In an update published late Thursday evening, wealth manager Rathbones confirmed the potential merger was off the table less than two weeks after first entering talks.
The two firms said they had failed to find terms to benefit both sets of shareholders, and abandoned the discussions.
Rathbones chief executive Philip Howell said: “We continue to believe that our proposition was both a compelling strategic and value creation opportunity for all Smith and Williamson’s stakeholders.
“The potential combination was intended to accelerate Rathbones’ existing strategy, but ultimately we were unable to agree terms that offered our shareholders an appropriate balance of risk and reward. Rathbones remains confident in its strategy and will continue to look for growth opportunities in the sector and assess them with discipline.”
The firm incurred £5m costs in preparing for the potential take-over, it confirmed.
In a statement issued following the Rathbones’ announcement, Smith and Williamson confirmed plans to list on the stock market had been in the pipeline prior to being approached regarding the merger.
The announcement also appears to put an end to an eleventh hour bid from Tilney Group for S&W, after it emerged the £23bn wealth manager made an all-cash offer for the firm earlier this week.
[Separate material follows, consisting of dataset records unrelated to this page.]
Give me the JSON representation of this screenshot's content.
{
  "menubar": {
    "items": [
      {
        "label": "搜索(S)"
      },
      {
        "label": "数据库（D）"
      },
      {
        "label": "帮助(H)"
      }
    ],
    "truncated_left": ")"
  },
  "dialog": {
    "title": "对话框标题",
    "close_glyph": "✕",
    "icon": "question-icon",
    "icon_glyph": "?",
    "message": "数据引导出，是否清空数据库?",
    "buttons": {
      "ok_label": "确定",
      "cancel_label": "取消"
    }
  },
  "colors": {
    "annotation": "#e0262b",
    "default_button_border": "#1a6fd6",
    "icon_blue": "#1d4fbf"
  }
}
Revealing it will continue to chase a stock market listing instead of merging, S&W said: “As part of our preparation for a potential listing we have developed a strategy to deliver growth across all our business lines and further enhance our position as a leading adviser to private clients and their business interests.
“This will be achieved by continued investments in talent, infrastructure, client experience and a number of new initiatives to strategically engage with existing and new client groups, creating value for shareholders as our business grows.”